Nacido en 1927 en Baku (entonces Unión Soviética, ahora Azerbaiyán), Rostropovich inició su formación musical en el Conservatorio de Moscú, bajo la tutela de profesores como Shostakovich o Prokofiev (que más tarde escribirían obras especialmente para él). Desde sus inicios, Rostropovich destacó fundamentalmente por dos aspectos: el primero, por desarrollar una técnica de violonchelo casi extraterreste (como decía el propio maestro, el instrumento era “su voz”), que le hizo obtener prácticamente todos los grandes galardones existentes para jóvenes músicos rusos de su tiempo; el segundo, por mostrar una firme oposición a los distintos atentados del régimen soviético contra la libertad artística.

Esta oposición alcanzó su culmen en 1970, con la carta abierta que Rostropovich dirigió al diario Pravda (a la que pertenece la cita que abre estas líneas), en defensa del escritor Solzhenitsyn.

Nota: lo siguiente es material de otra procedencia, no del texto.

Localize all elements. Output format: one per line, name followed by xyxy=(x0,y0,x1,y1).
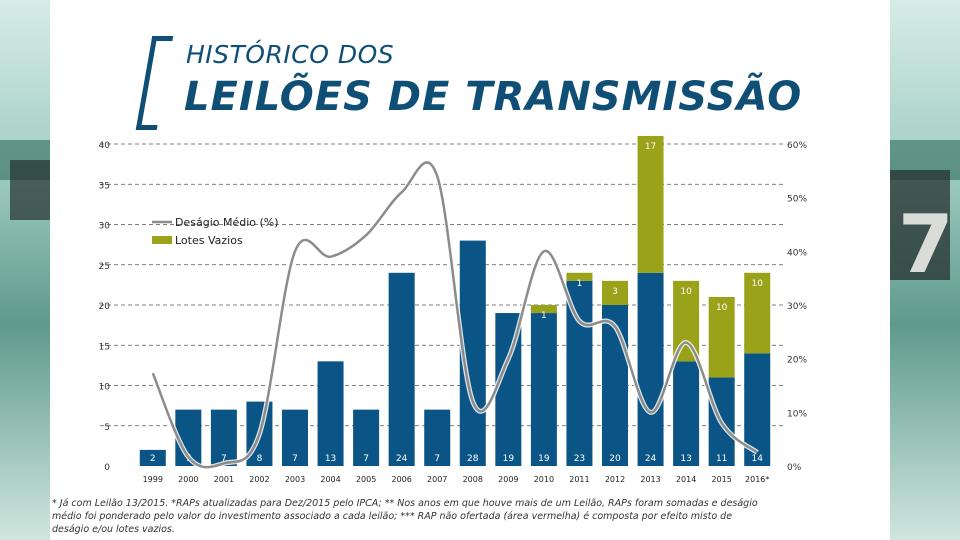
x-tick-label: 2009 xyxy=(498,475,518,484)
bar-lotes-label: 2 xyxy=(150,454,156,464)
bar-lotes-vazios xyxy=(708,296,735,378)
bar-lotes-label: 19 xyxy=(503,454,515,464)
bar-lotes xyxy=(602,305,628,466)
bar-lotes xyxy=(282,409,308,466)
bar-lotes xyxy=(424,409,451,466)
bar-lotes-vazios-label: 17 xyxy=(645,142,656,152)
bar-lotes-label: 24 xyxy=(396,454,408,464)
bar-lotes-vazios-label: 10 xyxy=(751,279,763,289)
y-right-tick-label: 20% xyxy=(787,356,807,366)
x-tick-label: 2007 xyxy=(427,475,447,484)
x-tick-label: 2011 xyxy=(569,475,589,484)
y-right-tick-label: 30% xyxy=(787,302,807,312)
y-right-tick-label: 60% xyxy=(787,141,807,151)
x-tick-label: 2012 xyxy=(605,475,625,484)
bar-lotes-vazios-label: 1 xyxy=(577,279,583,289)
x-tick-label: 2005 xyxy=(356,475,376,484)
line-desagio-medio xyxy=(151,161,759,469)
y-left-tick-label: 5 xyxy=(104,423,110,433)
bar-lotes xyxy=(637,272,664,466)
bar-lotes-label: 7 xyxy=(292,454,298,464)
bar-lotes-label: 19 xyxy=(538,454,550,464)
x-tick-label: 2014 xyxy=(676,475,696,484)
bar-lotes-label: 13 xyxy=(680,454,691,464)
x-tick-label: 2002 xyxy=(249,475,269,484)
x-tick-label: 2004 xyxy=(320,475,340,484)
line-desagio-halo xyxy=(150,159,759,470)
bar-lotes-label: 7 xyxy=(363,454,369,464)
bar-lotes-vazios-label: 10 xyxy=(716,303,728,313)
bar-lotes-label: 7 xyxy=(221,454,227,464)
bar-lotes xyxy=(139,449,166,466)
x-tick-label: 2016* xyxy=(745,475,769,484)
bar-lotes-label: 7 xyxy=(434,454,440,464)
legend-box-swatch xyxy=(152,236,172,244)
bar-lotes-label: 8 xyxy=(257,454,263,464)
legend-desagio-label: Deságio Médio (%) xyxy=(175,216,279,229)
bar-lotes-vazios xyxy=(744,272,771,354)
x-tick-label: 2003 xyxy=(285,475,305,484)
bar-lotes xyxy=(673,361,700,466)
x-tick-label: 2008 xyxy=(463,475,483,484)
x-tick-label: 2015 xyxy=(711,475,731,484)
background-digit: 7 xyxy=(898,198,954,291)
x-tick-label: 2006 xyxy=(391,475,411,484)
bar-lotes-label: 23 xyxy=(574,454,585,464)
title-line-2: LEILÕES DE TRANSMISSÃO xyxy=(184,74,803,120)
y-left-tick-label: 0 xyxy=(104,463,110,473)
legend-lotes-vazios-label: Lotes Vazios xyxy=(175,234,243,247)
title-line-1: HISTÓRICO DOS xyxy=(186,40,395,69)
bar-lotes-vazios xyxy=(566,272,593,281)
y-right-tick-label: 0% xyxy=(787,463,802,473)
bar-lotes xyxy=(530,313,557,466)
bar-lotes-vazios xyxy=(637,135,664,273)
bar-lotes-label: 24 xyxy=(645,454,657,464)
bar-lotes xyxy=(317,361,344,466)
bar-lotes-vazios-label: 10 xyxy=(680,287,692,297)
x-tick-label: 1999 xyxy=(143,475,163,484)
bar-lotes xyxy=(353,409,380,466)
y-right-tick-label: 40% xyxy=(787,248,807,258)
bar-lotes-label: 11 xyxy=(716,454,727,464)
y-left-tick-label: 35 xyxy=(99,181,110,191)
bar-lotes-label: 20 xyxy=(609,454,621,464)
bar-lotes-vazios xyxy=(530,305,557,314)
y-right-tick-label: 10% xyxy=(787,409,807,419)
bar-lotes-vazios xyxy=(602,280,628,305)
y-left-tick-label: 30 xyxy=(99,222,111,232)
bar-lotes xyxy=(566,280,593,466)
bar-lotes-label: 28 xyxy=(467,454,479,464)
x-tick-label: 2013 xyxy=(640,475,660,484)
bar-lotes-vazios-label: 3 xyxy=(612,287,618,297)
footnote: * Já com Leilão 13/2015. *RAPs atualizad… xyxy=(52,498,758,535)
y-left-tick-label: 20 xyxy=(99,302,111,312)
bar-lotes xyxy=(388,272,415,466)
bar-lotes-vazios-label: 1 xyxy=(541,311,547,321)
y-left-tick-label: 40 xyxy=(99,141,111,151)
y-right-tick-label: 50% xyxy=(787,195,807,205)
x-tick-label: 2000 xyxy=(178,475,198,484)
bar-lotes-label: 13 xyxy=(325,454,336,464)
y-left-tick-label: 10 xyxy=(99,383,111,393)
bar-lotes xyxy=(210,409,237,466)
x-tick-label: 2010 xyxy=(534,475,554,484)
y-left-tick-label: 15 xyxy=(99,342,110,352)
x-tick-label: 2001 xyxy=(214,475,234,484)
y-left-tick-label: 25 xyxy=(99,262,110,272)
bar-lotes-label: 14 xyxy=(751,454,763,464)
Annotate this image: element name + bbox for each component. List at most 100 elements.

Dicha misiva le valió, entre otras cosas, el ser designado para la motivadora misión de ofrecer una gira de recitales en diversos pueblos perdidos de Siberia.

Visto lo insostenible de la situación, Rostropovich abandonó su Rusia natal, pensando que nunca volvería. Sí lo hizo, no obstante, tras la caída del muro de Berlín, evento que el músico celebró en el propio lugar interpretando una suite de Bach (foto).
Este año nuestra Reina Sofía ya no podrá celebrar su cumpleaños con el tradicional concierto de su amigo Slava. El sonido de su Stradivarius es parte de la historia. Sin embargo, su pérdida no sólo tiene repercusión musical. En tiempos en los que los artistas se convierten día a día en expertos en política internacional (evitaré hablar del caso español para mitigar el riesgo de envenenamiento si, en un descuido, me muerdo la lengua), seguro que echaremos de menos a alguien que sólo criticó a los políticos para defender algo tan simple y tan complicado como la libertad para crear arte y permitir que los demás lo disfruten. Yo, por lo menos.